Vibe_Coding_Project/
├── README.md
├── AGENTS.md
├── _quarto.yml                ← configuração do site (cap. 07)
├── styles.css, _head.html     ← visual do site
├── index.qmd, prefacio.qmd    ← páginas-raiz
│
├── M0-setup/B1-instalacoes/   ← Módulo 0, Bloco 1
├── M1-ia-pesquisa/
│   ├── B1-conceitos/
│   ├── B2-agentes/
│   ├── B3-prompts/            (a escrever)
│   └── B4-limites/            (a escrever)
├── M2-fundamentos-tecnicos/
│   ├── B1-terminal/
│   ├── B2-ambientes/
│   └── B3-convencoes/         ← onde este capítulo vive
├── M3-analise/...
├── M4-publicacao/...
├── M5-capstone/...
│
├── images/                    ← figuras estáticas usadas em capítulos
├── references/
│   ├── references.bib
│   ├── csl_styles/
│   └── PDFs/                  ← (ignorada do site, só para consulta)
│
├── planejamento/              ← ementa, notas internas (ignorada do site)
└── docs/                      ← saída renderizada (gerada por Quarto)

A nomeação M{n}-modulo/B{n}-bloco/{nn}-titulo.qmd é convenção interna do projeto (documentada no AGENTS.md), permitindo que a ordem alfabética dos arquivos coincida com a ordem narrativa do curso.

Conexão com IA

Estrutura previsível ajuda agentes de IA a fazer a coisa certa sem instrução detalhada. Três efeitos práticos:

  • O agente sabe onde criar arquivo novo. “Crie um capítulo sobre encoding” — sem mais informação, agente que viu a estrutura coloca em M2-fundamentos-tecnicos/B3-convencoes/10-encoding.qmd. Estrutura desorganizada força você a especificar caminho a cada pedido.
  • O agente respeita o data/raw/ como read-only. Se a regra “raw é intocável” está no AGENTS.md, o agente não vai sugerir editar arquivo bruto.
  • O agente regenera output/ em vez de tentar “consertar” gráfico antigo. Reconhecendo a pasta como derivada, o agente prefere modificar o script que a gerou.

Marwick; Boettiger; Mullen (2018) argumenta que o investimento em estrutura é “pequeno, durável e altamente delegável” — exatamente as três propriedades que tornam um projeto agradável de manter, com ou sem IA.

O que vem a seguir

Estrutura cuida de onde as coisas ficam.
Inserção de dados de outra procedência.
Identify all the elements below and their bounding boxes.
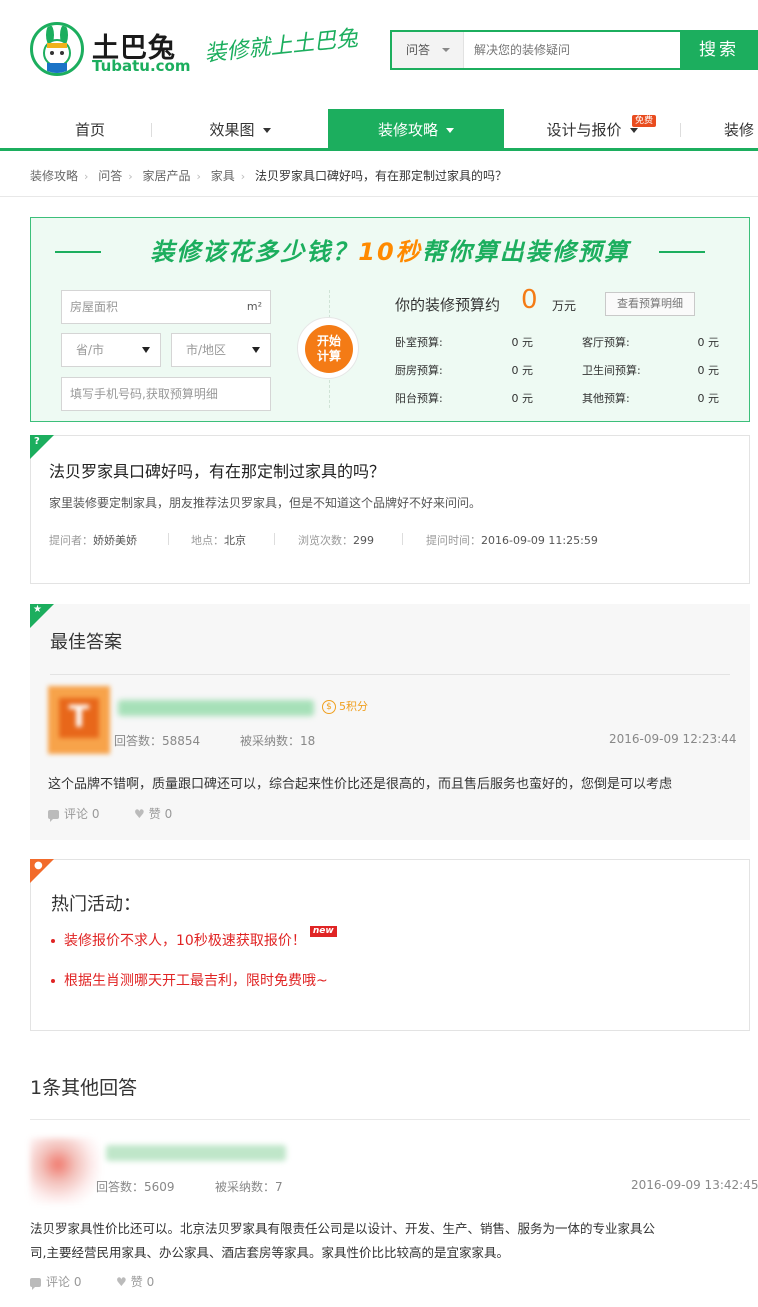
divider — [50, 674, 730, 675]
other-answer-content-line1: 法贝罗家具性价比还可以。北京法贝罗家具有限责任公司是以设计、开发、生产、销售、服… — [30, 1221, 656, 1236]
budget-room-label: 阳台预算: — [395, 392, 443, 405]
other-adopted-count: 被采纳数：7 — [215, 1180, 283, 1194]
question-description: 家里装修要定制家具，朋友推荐法贝罗家具，但是不知道这个品牌好不好来问问。 — [49, 496, 482, 510]
calculator-title: 装修该花多少钱？10秒帮你算出装修预算 — [150, 238, 630, 266]
breadcrumb-item[interactable]: 家居产品 — [143, 169, 191, 183]
other-answers-title: 1条其他回答 — [30, 1077, 138, 1099]
budget-room-label: 客厅预算: — [582, 336, 630, 349]
question-asker: 提问者：娇娇美娇 — [49, 534, 137, 547]
best-answer-card: ★ 最佳答案 T $5积分 回答数：58854 被采纳数：18 2016-09-… — [30, 604, 750, 840]
nav-item-decor[interactable]: 装修 — [724, 109, 758, 151]
answer-time: 2016-09-09 12:23:44 — [609, 732, 737, 746]
answer-content: 这个品牌不错啊，质量跟口碑还可以，综合起来性价比还是很高的，而且售后服务也蛮好的… — [48, 777, 673, 792]
breadcrumb: 装修攻略 › 问答 › 家居产品 › 家具 › 法贝罗家具口碑好吗，有在那定制过家具的吗… — [30, 167, 507, 184]
other-answerer-avatar[interactable] — [30, 1138, 100, 1204]
chevron-down-icon — [262, 128, 271, 133]
question-mark-icon: ? — [34, 436, 40, 447]
breadcrumb-item[interactable]: 问答 — [98, 169, 122, 183]
hot-activities-title: 热门活动： — [51, 894, 141, 915]
budget-calculator: 装修该花多少钱？10秒帮你算出装修预算 房屋面积 m² 省/市 市/地区 填写手… — [30, 217, 750, 422]
budget-value: 0 — [521, 285, 538, 315]
province-select[interactable]: 省/市 — [61, 333, 161, 367]
main-nav: 首页 效果图 装修攻略 设计与报价 免费 装修 — [0, 109, 758, 151]
budget-room-value: 0 元 — [511, 364, 534, 377]
like-button[interactable]: ♥ 赞 0 — [134, 805, 172, 822]
chevron-right-icon: › — [240, 170, 246, 183]
budget-room-label: 厨房预算: — [395, 364, 443, 377]
divider — [0, 196, 758, 197]
other-answer-time: 2016-09-09 13:42:45 — [631, 1178, 758, 1192]
flame-icon: ● — [34, 860, 43, 871]
other-like-button[interactable]: ♥ 赞 0 — [116, 1273, 154, 1290]
nav-item-gallery[interactable]: 效果图 — [152, 109, 328, 151]
answerer-name-blurred[interactable] — [118, 700, 314, 716]
budget-room-value: 0 元 — [511, 392, 534, 405]
nav-item-home[interactable]: 首页 — [30, 109, 150, 151]
chevron-down-icon — [629, 128, 638, 133]
budget-room-value: 0 元 — [697, 364, 720, 377]
comment-icon — [30, 1278, 41, 1290]
budget-room-value: 0 元 — [511, 336, 534, 349]
budget-room-label: 其他预算: — [582, 392, 630, 405]
budget-room-value: 0 元 — [697, 392, 720, 405]
adopted-count: 被采纳数：18 — [240, 734, 316, 748]
logo-icon[interactable] — [30, 22, 84, 76]
breadcrumb-item[interactable]: 装修攻略 — [30, 169, 78, 183]
caret-down-icon — [142, 347, 150, 353]
heart-icon: ♥ — [116, 1275, 127, 1289]
divider — [30, 1119, 750, 1120]
other-answer-content-line2: 司,主要经营民用家具、办公家具、酒店套房等家具。家具性价比比较高的是宜家家具。 — [30, 1245, 509, 1260]
comment-icon — [48, 810, 59, 822]
area-input[interactable]: 房屋面积 m² — [61, 290, 271, 324]
budget-unit: 万元 — [552, 299, 577, 313]
question-location: 地点：北京 — [191, 534, 246, 547]
budget-room-label: 卧室预算: — [395, 336, 443, 349]
star-icon: ★ — [33, 604, 42, 615]
hot-activities-card: ● 热门活动： 装修报价不求人，10秒极速获取报价！new 根据生肖测哪天开工最… — [30, 859, 750, 1031]
nav-item-guide[interactable]: 装修攻略 — [328, 109, 504, 151]
chevron-right-icon: › — [196, 170, 201, 183]
question-time: 提问时间：2016-09-09 11:25:59 — [426, 534, 598, 547]
other-answer-count: 回答数：5609 — [96, 1180, 175, 1194]
question-card: ? 法贝罗家具口碑好吗，有在那定制过家具的吗？ 家里装修要定制家具，朋友推荐法贝… — [30, 435, 750, 584]
city-select[interactable]: 市/地区 — [171, 333, 271, 367]
slogan: 装修就上土巴兔 — [203, 26, 360, 67]
answerer-avatar[interactable]: T — [48, 686, 110, 754]
question-views: 浏览次数：299 — [298, 534, 374, 547]
comment-button[interactable]: 评论 0 — [48, 805, 99, 822]
chevron-down-icon — [442, 48, 450, 52]
breadcrumb-item[interactable]: 家具 — [211, 169, 235, 183]
hot-activity-link[interactable]: 装修报价不求人，10秒极速获取报价！new — [51, 926, 337, 950]
other-answerer-name-blurred[interactable] — [106, 1145, 286, 1161]
coin-icon: $ — [322, 700, 336, 714]
points-badge: $5积分 — [322, 698, 368, 714]
hot-activity-link[interactable]: 根据生肖测哪天开工最吉利，限时免费哦~ — [51, 970, 328, 990]
budget-room-label: 卫生间预算: — [582, 364, 641, 377]
budget-label: 你的装修预算约 — [395, 296, 501, 314]
start-calc-button[interactable]: 开始 计算 — [305, 325, 353, 373]
asker-link[interactable]: 娇娇美娇 — [93, 534, 137, 547]
view-budget-detail-button[interactable]: 查看预算明细 — [605, 292, 695, 316]
search-category-label: 问答 — [406, 43, 431, 57]
logo-domain[interactable]: Tubatu.com — [92, 57, 191, 75]
phone-input[interactable]: 填写手机号码,获取预算明细 — [61, 377, 271, 411]
search-bar: 问答 搜索 — [390, 30, 758, 70]
chevron-right-icon: › — [84, 170, 89, 183]
new-badge: new — [309, 926, 337, 937]
best-answer-title: 最佳答案 — [50, 632, 122, 653]
search-input[interactable] — [474, 32, 674, 68]
question-title: 法贝罗家具口碑好吗，有在那定制过家具的吗？ — [49, 462, 386, 481]
other-comment-button[interactable]: 评论 0 — [30, 1273, 81, 1290]
answer-count: 回答数：58854 — [114, 734, 201, 748]
budget-room-value: 0 元 — [697, 336, 720, 349]
breadcrumb-current: 法贝罗家具口碑好吗，有在那定制过家具的吗？ — [255, 169, 508, 183]
chevron-right-icon: › — [128, 170, 133, 183]
free-badge: 免费 — [632, 115, 657, 127]
heart-icon: ♥ — [134, 807, 145, 821]
chevron-down-icon — [446, 128, 454, 133]
caret-down-icon — [252, 347, 260, 353]
search-button[interactable]: 搜索 — [680, 30, 758, 70]
search-category-select[interactable]: 问答 — [392, 32, 464, 68]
O próximo capítulo cuida de uma propriedade transversal a todo arquivo de texto que você vai criar: como os caracteres são representados em bytes — e por que “informação” às vezes vira “informação” no caminho.

10 · Encoding e caracteres especiais (UTF-8)

Referências

MARWICK, Ben; BOETTIGER, Carl; MULLEN, Lincoln. Packaging Data Analytical Work Reproducibly Using R (and Friends). The American Statistician, [s. l.], v. 72, n. 1, p. 80–88, 2018.
NOBLE, William Stafford. A Quick Guide to Organizing Computational Biology Projects. PLOS Computational Biology, [s. l.], v. 5, n. 7, p. e1000424, 2009.
WILSON, Greg et al. Good Enough Practices in Scientific Computing. PLOS Computational Biology, [s. l.], v. 13, n. 6, p. e1005510, 2017.